At last they came to the book, “Ecce Homo,” in which Dickens can see nothing of value, any more than we. He thinks Jesus foresaw and guarded as well as he could against the misinterpreting of his teaching, that the four Gospels are all derived from some anterior written Scriptures—made up, perhaps, with additions and interpolations from the “Talmud,” in which he expressed great interest and admiration. Among other things which prove how little the Gospels should be taken literally is the fact that broad phylacteries were not in use until some years after Jesus lived, so that the passage in which this reference occurs, at least, must only be taken as conveying the spirit and temper, not the actual form of speech, of our Lord. Mr. Dickens spoke reverently and earnestly, and said much more if I could recall it perfectly.

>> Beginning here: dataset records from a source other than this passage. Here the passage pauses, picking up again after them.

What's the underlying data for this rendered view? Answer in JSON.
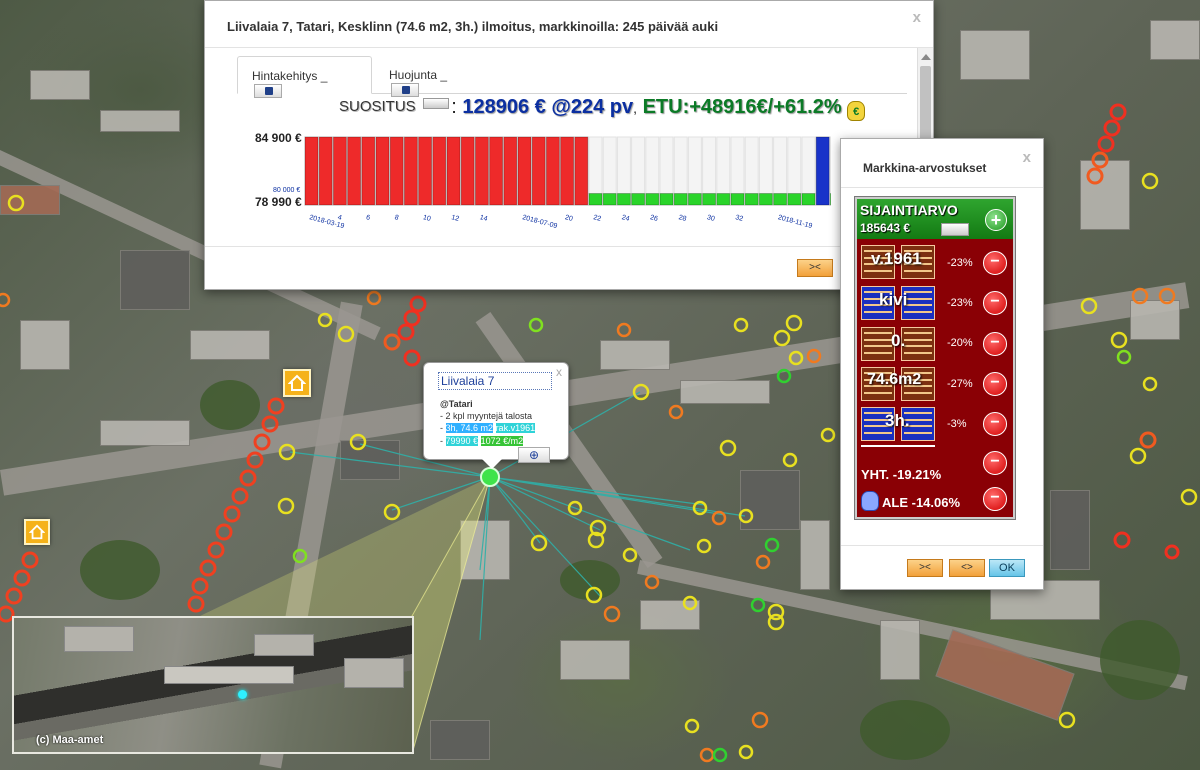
{
  "map": {
    "copyright": "(c) Maa-amet"
  },
  "listing_dialog": {
    "title": "Liivalaia 7, Tatari, Kesklinn (74.6 m2, 3h.) ilmoitus, markkinoilla: 245 päivää auki",
    "close_label": "x",
    "tabs": [
      {
        "label": "Hintakehitys _",
        "active": true
      },
      {
        "label": "Huojunta _",
        "active": false
      }
    ],
    "recommendation": {
      "label": "SUOSITUS",
      "separator": ":",
      "price": "128906 € @224 pv",
      "comma": ",",
      "gain": "ETU:+48916€/+61.2%",
      "bag_symbol": "€"
    },
    "footer": {
      "collapse_label": "><"
    }
  },
  "chart_data": {
    "type": "bar",
    "title": "",
    "ylim": [
      78990,
      84900
    ],
    "y_tick_labels": [
      "84 900 €",
      "78 990 €"
    ],
    "marker_label": "80 000 €",
    "x_tick_labels": [
      "2018-03-19",
      "4",
      "6",
      "8",
      "10",
      "12",
      "14",
      "2018-07-09",
      "20",
      "22",
      "24",
      "26",
      "28",
      "30",
      "32",
      "2018-11-19"
    ],
    "series": [
      {
        "color": "#ee2a2a",
        "values": [
          84900,
          84900,
          84900,
          84900,
          84900,
          84900,
          84900,
          84900,
          84900,
          84900,
          84900,
          84900,
          84900,
          84900,
          84900,
          84900,
          84900,
          84900,
          84900,
          84900
        ]
      },
      {
        "color": "#2ad42a",
        "values": [
          79990,
          79990,
          79990,
          79990,
          79990,
          79990,
          79990,
          79990,
          79990,
          79990,
          79990,
          79990,
          79990,
          79990,
          79990,
          79990,
          79990
        ]
      },
      {
        "color": "#1933c9",
        "values": [
          84900
        ]
      }
    ]
  },
  "valuation_dialog": {
    "title": "Markkina-arvostukset",
    "close_label": "x",
    "location_value": {
      "label": "SIJAINTIARVO",
      "value": "185643 €",
      "plus_label": "+"
    },
    "factors": [
      {
        "text": "v.1961",
        "pct": "-23%"
      },
      {
        "text": "kivi",
        "pct": "-23%"
      },
      {
        "text": "0.",
        "pct": "-20%"
      },
      {
        "text": "74.6m2",
        "pct": "-27%"
      },
      {
        "text": "3h.",
        "pct": "-3%"
      }
    ],
    "minus_label": "−",
    "total": "YHT. -19.21%",
    "discount": "ALE -14.06%",
    "buttons": {
      "collapse": "><",
      "expand": "<>",
      "ok": "OK"
    }
  },
  "popup": {
    "title": "Liivalaia 7",
    "close_label": "x",
    "district": "@Tatari",
    "line_sold": "- 2 kpl myyntejä talosta",
    "dash": "-",
    "spec_rooms": "3h, 74.6 m2",
    "spec_year": "rak.v1961",
    "price": "79990 €",
    "price_sqm": "1072 €/m2",
    "zoom_symbol": "⊕"
  },
  "colors": {
    "price_blue": "#0b2fa1",
    "gain_green": "#0b7a26",
    "panel_red": "#8a0005",
    "head_green": "#1f941f"
  }
}
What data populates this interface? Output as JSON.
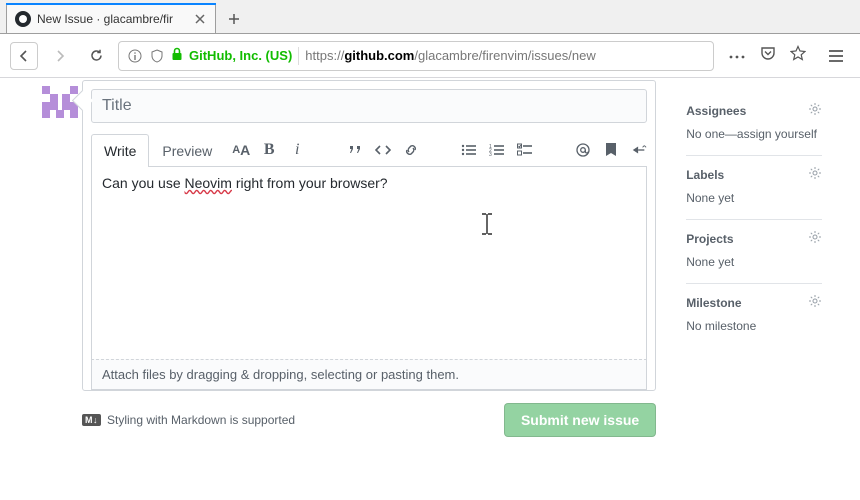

Then he came to “spiritualism” again, and asked if he had ever told us his interview with Colchester, the famous medium. He continued that, being at Knebworth one day, Lytton, having finished his dinner and retired to the comfort of his pipe, said: “Why don’t you see some of these famous men? What a pity Home has just gone.” (Here Dickens imitated to the life Lytton’s manner of speaking, so I could see the man.) “Well,” said D., “he went on to say so much about it that I inquired of him who was the next best man. He said there was one Colchester, if possible better than Home. So I took Colchester’s address, got Charley Collins, my son-in-law, to write to him asking an interview for five gentlemen and for any day he should designate, the hour being two o’clock. A day being fixed, I wrote to a young French conjuror, with whom I had no acquaintance but had observed his great cleverness at his business before the public, to ask him to accompany us. He acceded with alacrity. Therefore, with poor Chauncey Townshend, just dead, and one other person whom I do not at this moment recall, we waited upon Mr. Colchester. As we entered the room, I leading the way, the man, recognizing me immediately, turned deadly pale, especially when he saw me followed by the conjuror and Townshend, who, with his colored imperial and beard and tight-fitting wig, looked like a member of the detective police. He trembled visibly, became livid to the eyes, all of which was visible in spite of paint with which his face was covered to the eyes. He withdrew for a few minutes, during which we heard him in hot discussion with his accomplice, telling him how he was cornered and trying to imagine some way in which to get out of the trap, the other evidently urging him to go through with it now the best way he could. He returned, therefore, and placed himself with his back to the light, while it shone upon our faces. We sat awhile in silence until he began, insolently turning to me: ‘Take up the alphabet and think of somebody who is dead, pass your hands over the letters, and the spirit will indicate the name.’ I thought of Mary and took the alphabet, and when I came to M, he rapped; but I was sure that I had unconsciously signified by some movement and determined to be more skilful the next time.

For the next letter, therefore, he went on to H, and then asked me if that was right. I told him I thought the spirits ought to know. He then began with some one else, but doing nothing he became hotter and hotter, the perspiration pouring from his face, until he got up, said the spirits were against him, and was about to withdraw. I then rose and told him that it was the most shameless imposition, that he had got us there with the intent to deceive and under false pretences, that he had done nothing and could do nothing. He offered to return our money—I said the fact of his taking the money at all was the point. At last the wretch said, turning to the Frenchman, ‘I did tell you one name, Valentine.’ ‘Yes,’ answered the young conjuror, with a sudden burst of English, ‘Yes, but I showed it to you!’ indicating with a swift movement of the hand how he had given him a chance.” Then it was all up with Colchester, and more scathing words than those spoken by Dickens to him have been seldom spoken by mortal.